With Scarlett Johansson finally given the chance to lead a film as Black Widow, this movie provides a captivating and emotionally resonant look into the character’s past, with Johansson’s effortless charisma and action chops more than enough to keep you engrossed from start to finish.
She also works brilliantly with her character’s estranged family, played by Florence Pugh, David Harbour and Rachel Weisz. While much of the film features Johansson on her own mission, a significant part of the story – particularly towards the latter stages – is all about the family quartet coming back together, and that brings with it great humour and some really lovely emotion.
Admittedly, Black Widow doesn’t quite have the depth to really tug at your heartstrings, but there’s such brilliant chemistry between the family quartet that they’re a fantastic rag-tag team when it comes to bringing down a big supervillain, with Florence Pugh more than delivering as a potential successor to Johansson’s Black Widow.
Admittedly, the film doesn’t quite deliver when it comes to telling a groundbreaking or exhilarating story.
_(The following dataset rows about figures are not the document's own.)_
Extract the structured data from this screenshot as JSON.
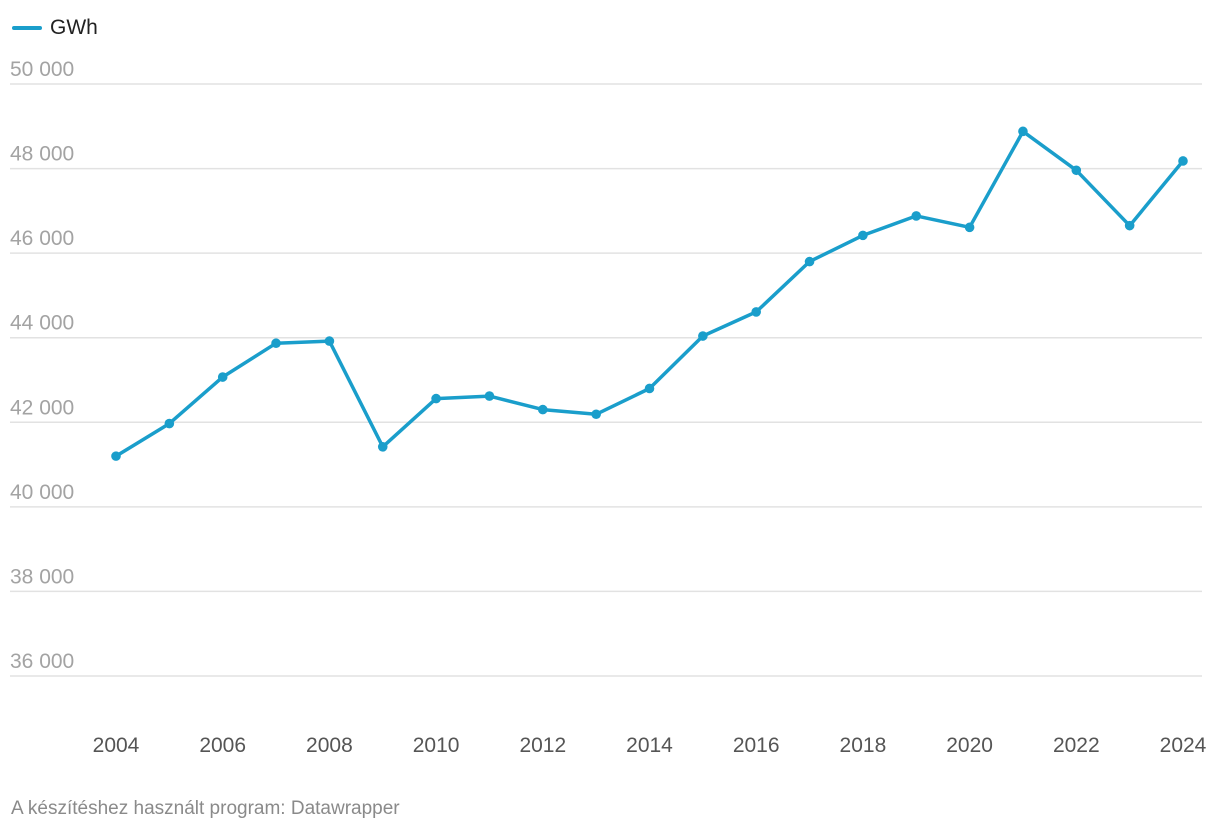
{
  "chart_data": {
    "type": "line",
    "title": "",
    "xlabel": "",
    "ylabel": "",
    "x": [
      2004,
      2005,
      2006,
      2007,
      2008,
      2009,
      2010,
      2011,
      2012,
      2013,
      2014,
      2015,
      2016,
      2017,
      2018,
      2019,
      2020,
      2021,
      2022,
      2023,
      2024
    ],
    "x_ticks": [
      "2004",
      "2006",
      "2008",
      "2010",
      "2012",
      "2014",
      "2016",
      "2018",
      "2020",
      "2022",
      "2024"
    ],
    "y_ticks": [
      "50 000",
      "48 000",
      "46 000",
      "44 000",
      "42 000",
      "40 000",
      "38 000",
      "36 000"
    ],
    "y_tick_values": [
      50000,
      48000,
      46000,
      44000,
      42000,
      40000,
      38000,
      36000
    ],
    "ylim": [
      35000,
      50000
    ],
    "xlim": [
      2004,
      2024
    ],
    "grid": true,
    "legend_position": "top-left",
    "series": [
      {
        "name": "GWh",
        "color": "#1a9ecb",
        "values": [
          41200,
          41970,
          43070,
          43870,
          43920,
          41420,
          42560,
          42620,
          42300,
          42190,
          42800,
          44040,
          44610,
          45800,
          46420,
          46880,
          46610,
          48880,
          47960,
          46650,
          48180
        ]
      }
    ]
  },
  "footer": {
    "credit": "A készítéshez használt program: Datawrapper"
  }
}
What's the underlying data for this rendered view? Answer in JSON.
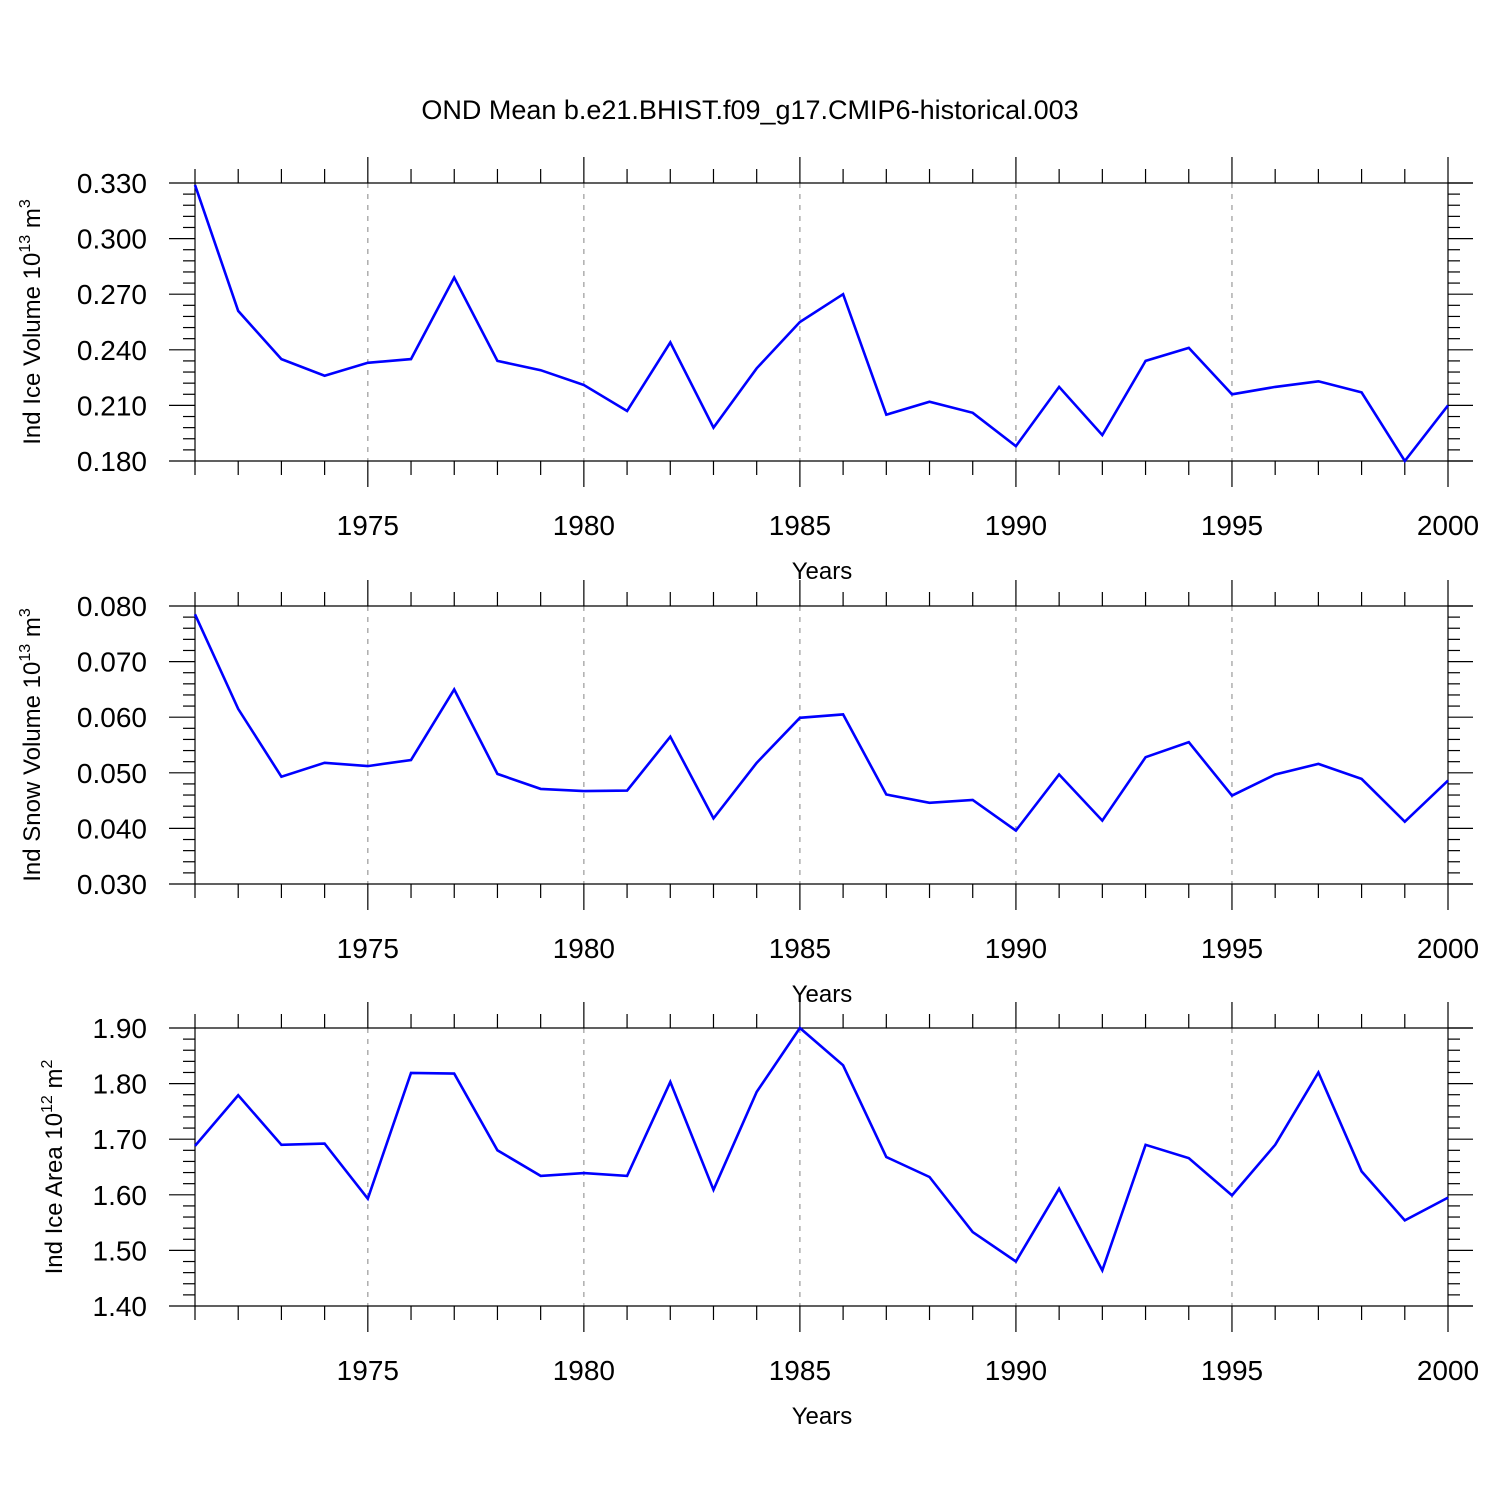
{
  "title": "OND Mean b.e21.BHIST.f09_g17.CMIP6-historical.003",
  "colors": {
    "line": "#0000ff",
    "grid": "#999999",
    "axis": "#000000"
  },
  "chart_data": [
    {
      "type": "line",
      "ylabel": "Ind Ice Volume 10",
      "ylabel_exp": "13",
      "ylabel_unit": " m",
      "ylabel_unit_exp": "3",
      "xlabel": "Years",
      "xlim": [
        1971,
        2000
      ],
      "ylim": [
        0.18,
        0.33
      ],
      "yticks": [
        0.18,
        0.21,
        0.24,
        0.27,
        0.3,
        0.33
      ],
      "ytick_labels": [
        "0.180",
        "0.210",
        "0.240",
        "0.270",
        "0.300",
        "0.330"
      ],
      "xticks": [
        1975,
        1980,
        1985,
        1990,
        1995,
        2000
      ],
      "xtick_labels": [
        "1975",
        "1980",
        "1985",
        "1990",
        "1995",
        "2000"
      ],
      "grid": "vertical dashed at major x ticks",
      "x": [
        1971,
        1972,
        1973,
        1974,
        1975,
        1976,
        1977,
        1978,
        1979,
        1980,
        1981,
        1982,
        1983,
        1984,
        1985,
        1986,
        1987,
        1988,
        1989,
        1990,
        1991,
        1992,
        1993,
        1994,
        1995,
        1996,
        1997,
        1998,
        1999,
        2000
      ],
      "values": [
        0.329,
        0.261,
        0.235,
        0.226,
        0.233,
        0.235,
        0.279,
        0.234,
        0.229,
        0.221,
        0.207,
        0.244,
        0.198,
        0.23,
        0.255,
        0.27,
        0.205,
        0.212,
        0.206,
        0.188,
        0.22,
        0.194,
        0.234,
        0.241,
        0.216,
        0.22,
        0.223,
        0.217,
        0.18,
        0.21
      ]
    },
    {
      "type": "line",
      "ylabel": "Ind Snow Volume 10",
      "ylabel_exp": "13",
      "ylabel_unit": " m",
      "ylabel_unit_exp": "3",
      "xlabel": "Years",
      "xlim": [
        1971,
        2000
      ],
      "ylim": [
        0.03,
        0.08
      ],
      "yticks": [
        0.03,
        0.04,
        0.05,
        0.06,
        0.07,
        0.08
      ],
      "ytick_labels": [
        "0.030",
        "0.040",
        "0.050",
        "0.060",
        "0.070",
        "0.080"
      ],
      "xticks": [
        1975,
        1980,
        1985,
        1990,
        1995,
        2000
      ],
      "xtick_labels": [
        "1975",
        "1980",
        "1985",
        "1990",
        "1995",
        "2000"
      ],
      "grid": "vertical dashed at major x ticks",
      "x": [
        1971,
        1972,
        1973,
        1974,
        1975,
        1976,
        1977,
        1978,
        1979,
        1980,
        1981,
        1982,
        1983,
        1984,
        1985,
        1986,
        1987,
        1988,
        1989,
        1990,
        1991,
        1992,
        1993,
        1994,
        1995,
        1996,
        1997,
        1998,
        1999,
        2000
      ],
      "values": [
        0.0785,
        0.0615,
        0.0493,
        0.0518,
        0.0512,
        0.0523,
        0.065,
        0.0498,
        0.0471,
        0.0467,
        0.0468,
        0.0565,
        0.0418,
        0.0518,
        0.0599,
        0.0605,
        0.0461,
        0.0446,
        0.0451,
        0.0396,
        0.0497,
        0.0414,
        0.0528,
        0.0555,
        0.0459,
        0.0497,
        0.0516,
        0.0489,
        0.0412,
        0.0486
      ]
    },
    {
      "type": "line",
      "ylabel": "Ind Ice Area 10",
      "ylabel_exp": "12",
      "ylabel_unit": " m",
      "ylabel_unit_exp": "2",
      "xlabel": "Years",
      "xlim": [
        1971,
        2000
      ],
      "ylim": [
        1.4,
        1.9
      ],
      "yticks": [
        1.4,
        1.5,
        1.6,
        1.7,
        1.8,
        1.9
      ],
      "ytick_labels": [
        "1.40",
        "1.50",
        "1.60",
        "1.70",
        "1.80",
        "1.90"
      ],
      "xticks": [
        1975,
        1980,
        1985,
        1990,
        1995,
        2000
      ],
      "xtick_labels": [
        "1975",
        "1980",
        "1985",
        "1990",
        "1995",
        "2000"
      ],
      "grid": "vertical dashed at major x ticks",
      "x": [
        1971,
        1972,
        1973,
        1974,
        1975,
        1976,
        1977,
        1978,
        1979,
        1980,
        1981,
        1982,
        1983,
        1984,
        1985,
        1986,
        1987,
        1988,
        1989,
        1990,
        1991,
        1992,
        1993,
        1994,
        1995,
        1996,
        1997,
        1998,
        1999,
        2000
      ],
      "values": [
        1.688,
        1.779,
        1.69,
        1.692,
        1.593,
        1.819,
        1.818,
        1.68,
        1.634,
        1.639,
        1.634,
        1.803,
        1.609,
        1.785,
        1.9,
        1.833,
        1.668,
        1.632,
        1.533,
        1.48,
        1.611,
        1.464,
        1.69,
        1.666,
        1.599,
        1.69,
        1.82,
        1.642,
        1.554,
        1.595
      ]
    }
  ]
}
Black Widow is a fun film with great action throughout, but it’s one of the more generic superhero movies in the MCU, with a fairly simple plot that sees the heroes aiming to save the world from a villain.
The best films in the MCU, many of which have come in recent years, build on that trope by integrating with the franchise’s overarching story arcs, whereas Black Widow – being at the beginning of Phase Four after Endgame – doesn’t have the chance to do that, and as a result really does suffer.
That said, the movie is still a really fun watch, and a welcome return to the big screen for Marvel after a full year out. With excellent performances across the board, great humour, brilliant action, some lovely emotion and a fun albeit predictable story, Black Widow is a solid superhero blockbuster through and through, and that’s why I’m giving it a 7.6 overall.